The Center for Medical Humanities, Compassionate Care and Bioethics will present Grand Rounds on Monday, December 4, from 4:30 pm to 6 pm in the Health Sciences Center, Lecture Hall 3. Vincent de Luise, MD, will discuss “With an Artistic Vision: Further Inquiries into Perception, the Arts and Eye Disease.”
Are humans “hard-wired” to perceive beauty? Are there foundational neurological underpinnings to aesthetics? The field of neuroaesthetics is blossoming, and this talk will explore some fascinating sidebars at the intersection of vision, perception and the arts. An overview of visual archetypes in the history of art will be followed by an examination of the optical problems of self-portraiture. The synesthesias relating to music and color will be discusses, and the talk will conclude with an analysis of the artistic oeuvre of Monet, Degas, van Gogh, El Greco, Goya and O’Keefe, positing the question: Is eye disease an obstacle or an opportunity for artists to manifest their full artistic genius?

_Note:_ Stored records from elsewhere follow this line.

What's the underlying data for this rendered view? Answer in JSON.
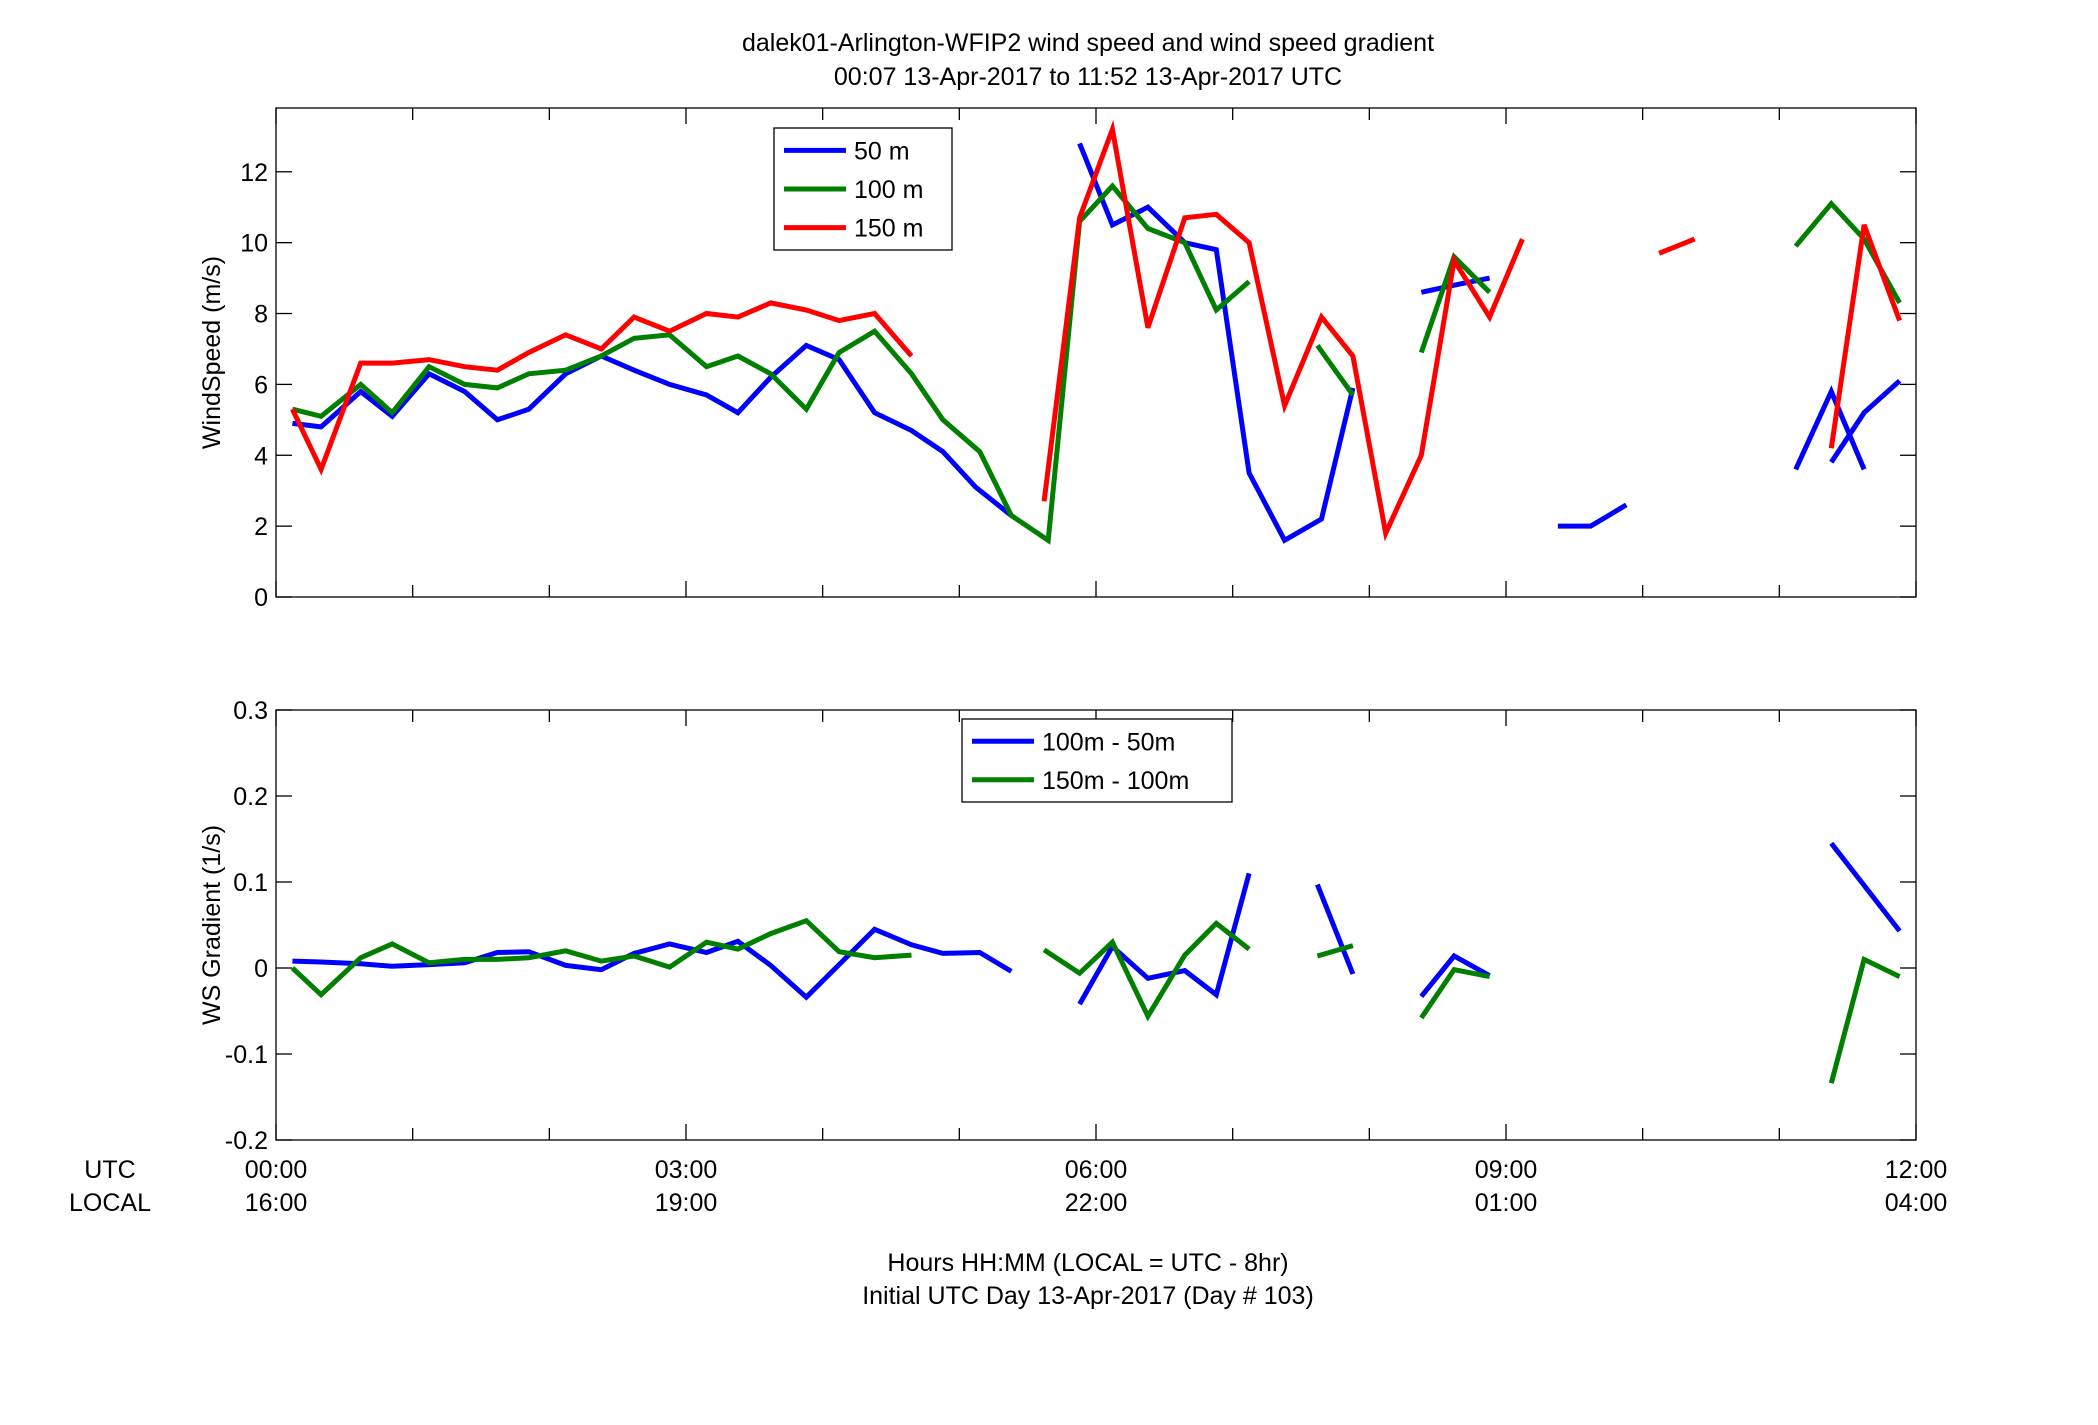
{
  "chart_data": {
    "type": "line",
    "title": "dalek01-Arlington-WFIP2  wind speed and wind speed gradient",
    "subtitle": "00:07 13-Apr-2017 to 11:52 13-Apr-2017  UTC",
    "xlabel": "Hours HH:MM  (LOCAL = UTC - 8hr)",
    "xlabel2": "Initial UTC Day 13-Apr-2017 (Day # 103)",
    "xrow_labels": [
      "UTC",
      "LOCAL"
    ],
    "xlim": [
      0,
      12
    ],
    "xticks_utc": [
      "00:00",
      "03:00",
      "06:00",
      "09:00",
      "12:00"
    ],
    "xticks_local": [
      "16:00",
      "19:00",
      "22:00",
      "01:00",
      "04:00"
    ],
    "panels": [
      {
        "ylabel": "WindSpeed (m/s)",
        "ylim": [
          0,
          13.8
        ],
        "yticks": [
          "0",
          "2",
          "4",
          "6",
          "8",
          "10",
          "12"
        ],
        "legend_position": "upper-left-inside",
        "series": [
          {
            "name": "50 m",
            "color": "#0000FF",
            "segments": [
              [
                [
                  0.12,
                  4.9
                ],
                [
                  0.33,
                  4.8
                ],
                [
                  0.62,
                  5.8
                ],
                [
                  0.85,
                  5.1
                ],
                [
                  1.12,
                  6.3
                ],
                [
                  1.38,
                  5.8
                ],
                [
                  1.62,
                  5.0
                ],
                [
                  1.85,
                  5.3
                ],
                [
                  2.12,
                  6.3
                ],
                [
                  2.38,
                  6.8
                ],
                [
                  2.62,
                  6.4
                ],
                [
                  2.88,
                  6.0
                ],
                [
                  3.15,
                  5.7
                ],
                [
                  3.38,
                  5.2
                ],
                [
                  3.62,
                  6.2
                ],
                [
                  3.88,
                  7.1
                ],
                [
                  4.12,
                  6.7
                ],
                [
                  4.38,
                  5.2
                ],
                [
                  4.65,
                  4.7
                ],
                [
                  4.88,
                  4.1
                ],
                [
                  5.12,
                  3.1
                ],
                [
                  5.38,
                  2.3
                ]
              ],
              [
                [
                  5.88,
                  12.8
                ],
                [
                  6.12,
                  10.5
                ],
                [
                  6.38,
                  11.0
                ],
                [
                  6.65,
                  10.0
                ],
                [
                  6.88,
                  9.8
                ],
                [
                  7.12,
                  3.5
                ],
                [
                  7.38,
                  1.6
                ],
                [
                  7.65,
                  2.2
                ],
                [
                  7.88,
                  5.9
                ]
              ],
              [
                [
                  8.38,
                  8.6
                ],
                [
                  8.62,
                  8.8
                ],
                [
                  8.88,
                  9.0
                ]
              ],
              [
                [
                  9.38,
                  2.0
                ],
                [
                  9.62,
                  2.0
                ],
                [
                  9.88,
                  2.6
                ]
              ],
              [
                [
                  11.12,
                  3.6
                ],
                [
                  11.38,
                  5.8
                ],
                [
                  11.62,
                  3.6
                ]
              ],
              [
                [
                  11.38,
                  3.8
                ],
                [
                  11.62,
                  5.2
                ],
                [
                  11.88,
                  6.1
                ]
              ]
            ]
          },
          {
            "name": "100 m",
            "color": "#007F00",
            "segments": [
              [
                [
                  0.12,
                  5.3
                ],
                [
                  0.33,
                  5.1
                ],
                [
                  0.62,
                  6.0
                ],
                [
                  0.85,
                  5.2
                ],
                [
                  1.12,
                  6.5
                ],
                [
                  1.38,
                  6.0
                ],
                [
                  1.62,
                  5.9
                ],
                [
                  1.85,
                  6.3
                ],
                [
                  2.12,
                  6.4
                ],
                [
                  2.38,
                  6.8
                ],
                [
                  2.62,
                  7.3
                ],
                [
                  2.88,
                  7.4
                ],
                [
                  3.15,
                  6.5
                ],
                [
                  3.38,
                  6.8
                ],
                [
                  3.62,
                  6.3
                ],
                [
                  3.88,
                  5.3
                ],
                [
                  4.12,
                  6.9
                ],
                [
                  4.38,
                  7.5
                ],
                [
                  4.65,
                  6.3
                ],
                [
                  4.88,
                  5.0
                ],
                [
                  5.15,
                  4.1
                ],
                [
                  5.38,
                  2.3
                ],
                [
                  5.65,
                  1.6
                ],
                [
                  5.88,
                  10.6
                ],
                [
                  6.12,
                  11.6
                ],
                [
                  6.38,
                  10.4
                ],
                [
                  6.65,
                  10.0
                ],
                [
                  6.88,
                  8.1
                ],
                [
                  7.12,
                  8.9
                ]
              ],
              [
                [
                  7.62,
                  7.1
                ],
                [
                  7.88,
                  5.7
                ]
              ],
              [
                [
                  8.38,
                  6.9
                ],
                [
                  8.62,
                  9.6
                ],
                [
                  8.88,
                  8.6
                ]
              ],
              [
                [
                  11.12,
                  9.9
                ],
                [
                  11.38,
                  11.1
                ],
                [
                  11.62,
                  10.1
                ],
                [
                  11.88,
                  8.3
                ]
              ]
            ]
          },
          {
            "name": "150 m",
            "color": "#FF0000",
            "segments": [
              [
                [
                  0.12,
                  5.3
                ],
                [
                  0.33,
                  3.6
                ],
                [
                  0.62,
                  6.6
                ],
                [
                  0.85,
                  6.6
                ],
                [
                  1.12,
                  6.7
                ],
                [
                  1.38,
                  6.5
                ],
                [
                  1.62,
                  6.4
                ],
                [
                  1.85,
                  6.9
                ],
                [
                  2.12,
                  7.4
                ],
                [
                  2.38,
                  7.0
                ],
                [
                  2.62,
                  7.9
                ],
                [
                  2.88,
                  7.5
                ],
                [
                  3.15,
                  8.0
                ],
                [
                  3.38,
                  7.9
                ],
                [
                  3.62,
                  8.3
                ],
                [
                  3.88,
                  8.1
                ],
                [
                  4.12,
                  7.8
                ],
                [
                  4.38,
                  8.0
                ],
                [
                  4.65,
                  6.8
                ]
              ],
              [
                [
                  5.62,
                  2.7
                ],
                [
                  5.88,
                  10.7
                ],
                [
                  6.12,
                  13.2
                ],
                [
                  6.38,
                  7.6
                ],
                [
                  6.65,
                  10.7
                ],
                [
                  6.88,
                  10.8
                ],
                [
                  7.12,
                  10.0
                ],
                [
                  7.38,
                  5.4
                ],
                [
                  7.65,
                  7.9
                ],
                [
                  7.88,
                  6.8
                ],
                [
                  8.12,
                  1.8
                ],
                [
                  8.38,
                  4.0
                ],
                [
                  8.62,
                  9.5
                ],
                [
                  8.88,
                  7.9
                ],
                [
                  9.12,
                  10.1
                ]
              ],
              [
                [
                  10.12,
                  9.7
                ],
                [
                  10.38,
                  10.1
                ]
              ],
              [
                [
                  11.38,
                  4.2
                ],
                [
                  11.62,
                  10.5
                ],
                [
                  11.88,
                  7.8
                ]
              ]
            ]
          }
        ]
      },
      {
        "ylabel": "WS Gradient (1/s)",
        "ylim": [
          -0.2,
          0.3
        ],
        "yticks": [
          "-0.2",
          "-0.1",
          "0",
          "0.1",
          "0.2",
          "0.3"
        ],
        "legend_position": "upper-center-inside",
        "series": [
          {
            "name": "100m - 50m",
            "color": "#0000FF",
            "segments": [
              [
                [
                  0.12,
                  0.008
                ],
                [
                  0.33,
                  0.007
                ],
                [
                  0.62,
                  0.005
                ],
                [
                  0.85,
                  0.002
                ],
                [
                  1.12,
                  0.004
                ],
                [
                  1.38,
                  0.006
                ],
                [
                  1.62,
                  0.018
                ],
                [
                  1.85,
                  0.019
                ],
                [
                  2.12,
                  0.003
                ],
                [
                  2.38,
                  -0.002
                ],
                [
                  2.62,
                  0.017
                ],
                [
                  2.88,
                  0.028
                ],
                [
                  3.15,
                  0.018
                ],
                [
                  3.38,
                  0.031
                ],
                [
                  3.62,
                  0.003
                ],
                [
                  3.88,
                  -0.034
                ],
                [
                  4.12,
                  0.004
                ],
                [
                  4.38,
                  0.045
                ],
                [
                  4.65,
                  0.027
                ],
                [
                  4.88,
                  0.017
                ],
                [
                  5.15,
                  0.018
                ],
                [
                  5.38,
                  -0.004
                ]
              ],
              [
                [
                  5.88,
                  -0.042
                ],
                [
                  6.12,
                  0.025
                ],
                [
                  6.38,
                  -0.012
                ],
                [
                  6.65,
                  -0.003
                ],
                [
                  6.88,
                  -0.031
                ],
                [
                  7.12,
                  0.11
                ]
              ],
              [
                [
                  7.62,
                  0.097
                ],
                [
                  7.88,
                  -0.007
                ]
              ],
              [
                [
                  8.38,
                  -0.033
                ],
                [
                  8.62,
                  0.014
                ],
                [
                  8.88,
                  -0.009
                ]
              ],
              [
                [
                  11.38,
                  0.145
                ],
                [
                  11.62,
                  0.096
                ],
                [
                  11.88,
                  0.043
                ]
              ]
            ]
          },
          {
            "name": "150m - 100m",
            "color": "#007F00",
            "segments": [
              [
                [
                  0.12,
                  0.0
                ],
                [
                  0.33,
                  -0.031
                ],
                [
                  0.62,
                  0.012
                ],
                [
                  0.85,
                  0.028
                ],
                [
                  1.12,
                  0.006
                ],
                [
                  1.38,
                  0.01
                ],
                [
                  1.62,
                  0.01
                ],
                [
                  1.85,
                  0.012
                ],
                [
                  2.12,
                  0.02
                ],
                [
                  2.38,
                  0.008
                ],
                [
                  2.62,
                  0.014
                ],
                [
                  2.88,
                  0.001
                ],
                [
                  3.15,
                  0.03
                ],
                [
                  3.38,
                  0.022
                ],
                [
                  3.62,
                  0.04
                ],
                [
                  3.88,
                  0.055
                ],
                [
                  4.12,
                  0.019
                ],
                [
                  4.38,
                  0.012
                ],
                [
                  4.65,
                  0.015
                ]
              ],
              [
                [
                  5.62,
                  0.021
                ],
                [
                  5.88,
                  -0.006
                ],
                [
                  6.12,
                  0.03
                ],
                [
                  6.38,
                  -0.056
                ],
                [
                  6.65,
                  0.015
                ],
                [
                  6.88,
                  0.052
                ],
                [
                  7.12,
                  0.022
                ]
              ],
              [
                [
                  7.62,
                  0.014
                ],
                [
                  7.88,
                  0.026
                ]
              ],
              [
                [
                  8.38,
                  -0.058
                ],
                [
                  8.62,
                  -0.002
                ],
                [
                  8.88,
                  -0.01
                ]
              ],
              [
                [
                  11.38,
                  -0.134
                ],
                [
                  11.62,
                  0.01
                ],
                [
                  11.88,
                  -0.01
                ]
              ]
            ]
          }
        ]
      }
    ]
  }
}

Vincent P. de Luise, MD, is an assistant clinical professor of ophthalmology at Yale University School of Medicine and adjunct clinical professor of ophthalmology at Weill Cornell Medical College, where he also serves on the Humanities and Medicine Committee and Music and Medicine Initiative. He is physician program chair of the Connecticut Society of Eye Physicians and is on the teaching faculty of the American Academy of Ophthalmology and the American Society of Cataract and Refractive Surgery. Dr de Luise is also a clarinetist, president of the Connecticut Summer Opera Foundation, and co-founded the annual classical music recital at the American Academy of Ophthalmology. As a Harvard fellow, he has been engaged in developing a national humanities rubric for medical school pedagogy.